It had become pretty obvious that our computer “ownership” is far from “true ownership” in that outside parties affect many aspects of our usage. In many cases they can change how we do our work or blur the line on what we own.
Microsoft recently decided that it was unilaterally changing the location, format, and content of my work desktop Outlook GUI. To hell with my established workflow, and since I was a mere end-user they felt no notification was even needed.
Microsoft has absolutely no science presented – no ergonomics studies, no survey results, no study of the screen types users actually use, nada…
Basically they somehow feel they “own” our work computers.
Now not to throw mud at just Microsoft, Apple has decided that they “own” any hardware purchased from them and feel they are entitled to run scans of local files, reporting back to Apple what they find.
Now at first blush this a slightly less annoying, excepting the end user had to “trust Apple” that their scans are truly limited to the claimed purpose.
Since they have already broken trust breaking into run scanning processes, there is no real reason to suddenly trust them on the parameters only they control.
These are just two examples of how we “imagine we are secure” when we are actually being “violated with a smile” by the vendors who sold us our computer gear.
Since 2008 new Intel processors have had IME (Intel Management Engine) onboard https://en.wikipedia.org/wiki/Intel_Management_Engine
Not to be left behind, AMD added a similar feature starting in 2013, “AMD Platform Security Processor” https://en.wikipedia.org/wiki/AMD_Platform_Security_Processor
Now at the same time we are told these “features” cannot be used to surveil us, our government demands the features be disabled for their machines:
Dell began showing certain laptops on its website that offered the “Systems Management” option “Intel vPro – ME Inoperable, Custom Order” for an additional fee. Dell has not announced or publicly explained the methods used. In response to press requests, Dell stated that those systems had been offered for quite a while, but not for the general public, and had found their way to the website only inadvertently. The laptops are available only by custom order and only to military, government and intelligence agencies.
Some people claim that keeping their PC disconnected from the internet is security.

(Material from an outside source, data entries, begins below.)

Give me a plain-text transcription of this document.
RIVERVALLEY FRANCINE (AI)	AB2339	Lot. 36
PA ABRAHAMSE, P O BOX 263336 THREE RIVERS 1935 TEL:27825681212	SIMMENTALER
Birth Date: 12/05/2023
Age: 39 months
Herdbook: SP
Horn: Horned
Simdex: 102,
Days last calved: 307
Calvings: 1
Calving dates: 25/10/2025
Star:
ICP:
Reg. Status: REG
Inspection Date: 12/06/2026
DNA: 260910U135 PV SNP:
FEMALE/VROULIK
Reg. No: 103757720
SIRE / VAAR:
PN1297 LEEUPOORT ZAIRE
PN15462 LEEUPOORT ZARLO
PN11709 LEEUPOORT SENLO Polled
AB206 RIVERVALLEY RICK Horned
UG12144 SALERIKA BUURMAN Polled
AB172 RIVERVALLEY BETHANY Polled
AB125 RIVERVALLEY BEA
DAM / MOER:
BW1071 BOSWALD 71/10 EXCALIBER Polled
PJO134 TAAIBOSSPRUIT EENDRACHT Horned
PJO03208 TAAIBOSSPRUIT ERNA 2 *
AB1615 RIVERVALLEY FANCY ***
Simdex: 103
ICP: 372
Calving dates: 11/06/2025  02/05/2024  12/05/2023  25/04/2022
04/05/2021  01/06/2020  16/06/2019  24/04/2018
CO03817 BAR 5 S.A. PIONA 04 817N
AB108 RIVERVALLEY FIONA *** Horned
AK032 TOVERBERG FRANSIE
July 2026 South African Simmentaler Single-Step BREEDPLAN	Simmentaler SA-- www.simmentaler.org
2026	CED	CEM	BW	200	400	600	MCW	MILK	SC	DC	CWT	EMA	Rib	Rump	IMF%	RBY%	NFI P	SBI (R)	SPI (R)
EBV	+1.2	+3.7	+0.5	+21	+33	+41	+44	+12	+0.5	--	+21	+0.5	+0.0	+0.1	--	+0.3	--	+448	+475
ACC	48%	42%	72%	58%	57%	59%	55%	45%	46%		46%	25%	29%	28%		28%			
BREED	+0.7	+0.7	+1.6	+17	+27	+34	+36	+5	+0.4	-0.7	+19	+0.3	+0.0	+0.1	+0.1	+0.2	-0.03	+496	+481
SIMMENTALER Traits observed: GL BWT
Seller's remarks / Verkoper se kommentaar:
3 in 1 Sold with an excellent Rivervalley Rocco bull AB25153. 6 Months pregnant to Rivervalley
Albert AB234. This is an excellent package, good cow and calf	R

Perhaps not so much security in reality.
As part of our home QTH modem and Opnsense router replacements, my Sonos speakers found themselves orphaned. So the Sonos system asked me to enable the microphone on my cellphone, so it could “find a speaker.” Apparently using subaudio or ultrasonics, the cellphone finds, and provisions a Sonos speaker. The speaker then peer-shares the configuration revisions across all of the Sonos gear.
Very handy, yes?
A stark example of breaking a “computer air gap” and further propagation though.
The XYL received an email that our Refrigerator wanted a firmware update, which could be delivered in the same fashion if we hadn’t hooked the refrigerator to the internet (we haven’t)! For what possible purpose does a refrigerator require connectivity, have autonomous connectivity capabilities, and have a need for a firmware update?
I hope you have connected the dots as I have jumped around highlighting various incongruities in our electronic worlds.
Though we may have paid to purchase an electronic item – a pc, a kitchen appliance, or arguably a ham radio – our purchase doesn’t result in “clean ownership.”
Rather we become partners with an unknown set of entities who often chose to not even tell us the full capabilities of what we have purchased. Not a very good start on building trust.
Windows XP/Sempron 3000+, Opera Mail mail client (did not change, only updated) I continue to ignore the so-called progress, as you can see, I calmly write a comment on your blog. Manufacturers lie. It is obvious.